Ricochet Chollima

Ricochet Chollima, also known as Ruby Sleet or ScarCruft among other aliases, is a threat actor associated with the Democratic Peoples’ Republic of Korea (DPRK). Active in espionage operations since at least 2016, Ricochet Chollima has primarily targeted South Korean individuals and entities, focusing particularly on government officials, non-governmental organizations (NGOs), academics, journalists, and defectors from DPRK. The group utilizes spear-phishing attacks to deliver an array of custom tools, demonstrating their advanced capabilities in cyber warfare. In March 2023, Ricochet Chollima escalated its activities by compromising an aerospace research institute in Russia, marking a shift in its usual focus on South Korean targets. This incident was part of a broader pattern of North Korean threat actors targeting Russian governmental and defense industry entities.
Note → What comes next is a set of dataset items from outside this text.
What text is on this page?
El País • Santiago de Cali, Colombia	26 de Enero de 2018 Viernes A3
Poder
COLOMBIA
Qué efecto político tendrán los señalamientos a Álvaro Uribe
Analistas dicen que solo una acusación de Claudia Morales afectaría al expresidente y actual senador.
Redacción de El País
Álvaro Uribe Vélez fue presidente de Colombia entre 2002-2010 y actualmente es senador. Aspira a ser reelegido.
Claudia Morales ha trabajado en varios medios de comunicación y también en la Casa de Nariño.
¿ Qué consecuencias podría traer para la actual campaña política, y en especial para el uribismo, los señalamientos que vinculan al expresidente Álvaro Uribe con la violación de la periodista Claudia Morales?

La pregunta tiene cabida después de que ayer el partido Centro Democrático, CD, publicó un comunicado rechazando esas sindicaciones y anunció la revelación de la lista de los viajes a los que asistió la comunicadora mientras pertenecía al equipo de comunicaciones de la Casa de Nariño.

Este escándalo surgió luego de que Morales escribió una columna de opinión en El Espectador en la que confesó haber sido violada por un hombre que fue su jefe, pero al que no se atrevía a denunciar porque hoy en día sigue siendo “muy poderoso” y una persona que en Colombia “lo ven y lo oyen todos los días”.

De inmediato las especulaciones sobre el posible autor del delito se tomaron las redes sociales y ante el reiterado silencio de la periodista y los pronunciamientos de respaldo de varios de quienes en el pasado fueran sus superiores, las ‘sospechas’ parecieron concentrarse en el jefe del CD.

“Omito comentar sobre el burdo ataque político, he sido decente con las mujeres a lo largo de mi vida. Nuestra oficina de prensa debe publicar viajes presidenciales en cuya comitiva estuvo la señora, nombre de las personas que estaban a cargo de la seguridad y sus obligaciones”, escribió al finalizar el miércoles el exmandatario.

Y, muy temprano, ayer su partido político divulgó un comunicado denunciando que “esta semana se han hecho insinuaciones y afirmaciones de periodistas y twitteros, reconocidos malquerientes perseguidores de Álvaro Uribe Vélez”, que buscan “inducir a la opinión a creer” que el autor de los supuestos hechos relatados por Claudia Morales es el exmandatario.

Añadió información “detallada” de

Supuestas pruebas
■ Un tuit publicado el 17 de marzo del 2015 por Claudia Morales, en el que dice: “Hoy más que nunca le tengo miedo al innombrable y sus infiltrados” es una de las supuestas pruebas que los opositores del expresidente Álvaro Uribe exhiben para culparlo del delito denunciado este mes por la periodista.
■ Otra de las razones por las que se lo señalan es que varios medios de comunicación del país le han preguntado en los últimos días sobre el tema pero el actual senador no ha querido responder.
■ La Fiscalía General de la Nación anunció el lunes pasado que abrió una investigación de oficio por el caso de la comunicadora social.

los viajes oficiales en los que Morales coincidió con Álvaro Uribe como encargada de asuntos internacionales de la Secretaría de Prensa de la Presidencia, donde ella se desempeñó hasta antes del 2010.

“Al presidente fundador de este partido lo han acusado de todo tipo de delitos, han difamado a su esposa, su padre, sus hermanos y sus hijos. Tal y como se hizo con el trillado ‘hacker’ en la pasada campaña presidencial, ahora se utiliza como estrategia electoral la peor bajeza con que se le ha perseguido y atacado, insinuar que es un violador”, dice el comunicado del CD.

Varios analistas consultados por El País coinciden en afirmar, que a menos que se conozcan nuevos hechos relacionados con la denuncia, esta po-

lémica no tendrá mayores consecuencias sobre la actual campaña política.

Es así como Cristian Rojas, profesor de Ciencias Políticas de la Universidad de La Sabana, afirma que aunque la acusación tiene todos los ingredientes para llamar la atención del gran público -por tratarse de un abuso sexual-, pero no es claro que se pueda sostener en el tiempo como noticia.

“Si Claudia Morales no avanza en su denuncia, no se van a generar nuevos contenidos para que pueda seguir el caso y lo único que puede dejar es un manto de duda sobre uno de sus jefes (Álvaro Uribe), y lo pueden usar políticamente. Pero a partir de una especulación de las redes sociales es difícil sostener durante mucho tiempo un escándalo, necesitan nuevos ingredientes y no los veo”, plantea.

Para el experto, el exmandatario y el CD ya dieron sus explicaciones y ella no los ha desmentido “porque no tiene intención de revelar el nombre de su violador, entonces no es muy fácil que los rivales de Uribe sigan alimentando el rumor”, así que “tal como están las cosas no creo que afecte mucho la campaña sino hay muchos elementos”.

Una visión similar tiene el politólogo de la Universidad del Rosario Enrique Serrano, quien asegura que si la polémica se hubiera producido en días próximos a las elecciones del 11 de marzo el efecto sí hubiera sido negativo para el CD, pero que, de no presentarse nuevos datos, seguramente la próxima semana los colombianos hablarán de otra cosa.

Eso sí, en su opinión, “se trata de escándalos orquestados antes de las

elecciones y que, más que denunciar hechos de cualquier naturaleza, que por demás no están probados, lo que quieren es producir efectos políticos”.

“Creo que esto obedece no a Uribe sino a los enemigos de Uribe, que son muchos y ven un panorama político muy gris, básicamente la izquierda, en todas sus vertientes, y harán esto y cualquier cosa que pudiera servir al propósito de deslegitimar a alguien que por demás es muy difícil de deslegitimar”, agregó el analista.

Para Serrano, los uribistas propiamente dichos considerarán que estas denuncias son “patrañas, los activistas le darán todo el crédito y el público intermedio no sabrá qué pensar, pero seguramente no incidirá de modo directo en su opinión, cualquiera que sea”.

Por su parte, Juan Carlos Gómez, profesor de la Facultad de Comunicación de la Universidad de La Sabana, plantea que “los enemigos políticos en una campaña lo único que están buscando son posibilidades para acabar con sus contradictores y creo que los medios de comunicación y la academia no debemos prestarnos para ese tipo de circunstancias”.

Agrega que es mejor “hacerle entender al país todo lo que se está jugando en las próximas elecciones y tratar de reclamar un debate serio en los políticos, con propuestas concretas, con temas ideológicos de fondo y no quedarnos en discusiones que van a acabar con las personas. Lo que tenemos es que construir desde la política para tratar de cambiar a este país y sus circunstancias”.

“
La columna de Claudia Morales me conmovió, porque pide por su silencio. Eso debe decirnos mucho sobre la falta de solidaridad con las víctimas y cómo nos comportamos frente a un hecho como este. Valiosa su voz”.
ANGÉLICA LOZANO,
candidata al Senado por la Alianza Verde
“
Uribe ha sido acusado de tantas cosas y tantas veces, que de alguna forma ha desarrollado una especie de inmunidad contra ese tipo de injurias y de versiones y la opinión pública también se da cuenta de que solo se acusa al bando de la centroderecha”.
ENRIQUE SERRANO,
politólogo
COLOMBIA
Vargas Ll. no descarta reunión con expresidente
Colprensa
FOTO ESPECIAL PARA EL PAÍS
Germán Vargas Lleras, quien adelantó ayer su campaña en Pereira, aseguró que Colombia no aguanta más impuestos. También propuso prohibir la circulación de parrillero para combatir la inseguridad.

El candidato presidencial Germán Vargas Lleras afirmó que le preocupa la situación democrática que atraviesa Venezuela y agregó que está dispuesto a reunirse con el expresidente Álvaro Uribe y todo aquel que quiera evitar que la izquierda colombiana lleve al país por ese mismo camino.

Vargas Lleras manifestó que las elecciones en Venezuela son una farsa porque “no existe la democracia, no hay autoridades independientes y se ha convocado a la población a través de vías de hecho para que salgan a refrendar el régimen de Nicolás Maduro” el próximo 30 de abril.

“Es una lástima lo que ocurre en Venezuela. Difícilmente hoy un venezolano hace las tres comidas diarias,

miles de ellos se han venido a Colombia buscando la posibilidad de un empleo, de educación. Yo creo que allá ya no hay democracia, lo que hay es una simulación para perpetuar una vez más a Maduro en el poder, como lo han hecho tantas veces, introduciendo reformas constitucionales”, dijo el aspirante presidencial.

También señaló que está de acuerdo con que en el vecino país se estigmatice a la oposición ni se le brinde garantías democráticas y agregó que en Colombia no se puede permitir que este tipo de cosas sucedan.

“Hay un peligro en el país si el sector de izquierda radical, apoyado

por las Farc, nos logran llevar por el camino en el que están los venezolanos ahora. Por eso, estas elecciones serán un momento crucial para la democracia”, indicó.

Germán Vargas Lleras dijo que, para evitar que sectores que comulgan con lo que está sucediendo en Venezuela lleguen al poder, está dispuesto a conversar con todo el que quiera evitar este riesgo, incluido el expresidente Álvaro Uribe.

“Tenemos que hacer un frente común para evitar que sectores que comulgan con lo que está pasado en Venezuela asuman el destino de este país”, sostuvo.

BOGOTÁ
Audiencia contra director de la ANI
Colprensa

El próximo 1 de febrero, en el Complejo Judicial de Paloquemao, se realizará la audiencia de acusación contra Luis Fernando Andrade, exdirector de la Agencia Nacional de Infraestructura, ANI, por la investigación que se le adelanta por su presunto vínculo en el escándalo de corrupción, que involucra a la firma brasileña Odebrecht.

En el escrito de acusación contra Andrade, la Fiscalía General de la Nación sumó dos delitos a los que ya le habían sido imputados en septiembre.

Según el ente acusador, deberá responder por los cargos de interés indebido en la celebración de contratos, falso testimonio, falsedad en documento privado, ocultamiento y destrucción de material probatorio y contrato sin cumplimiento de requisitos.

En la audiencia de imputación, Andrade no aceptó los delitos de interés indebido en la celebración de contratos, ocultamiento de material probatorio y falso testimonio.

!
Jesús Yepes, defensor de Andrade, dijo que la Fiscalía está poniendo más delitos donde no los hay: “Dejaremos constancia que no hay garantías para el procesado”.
In addition to Ricochet Chollima, the Lazarus Group, another North Korean hacking team, also breached NPO Mashinostroyeniya, a Russian missile engineering firm, to facilitate intelligence gathering. These actions indicate a strategic expansion of North Korean cyber-espionage operations. Microsoft and SentinelOne have provided substantial evidence linking these cyberattacks to North Korean threat actors. The simultaneous support provided by North Korea to Russia in its war in Ukraine further complicates the geopolitical implications of these cyber-espionage activities. As such, it is crucial for nations and cybersecurity firms to remain vigilant and proactive in their defensive measures against these evolving and sophisticated threats.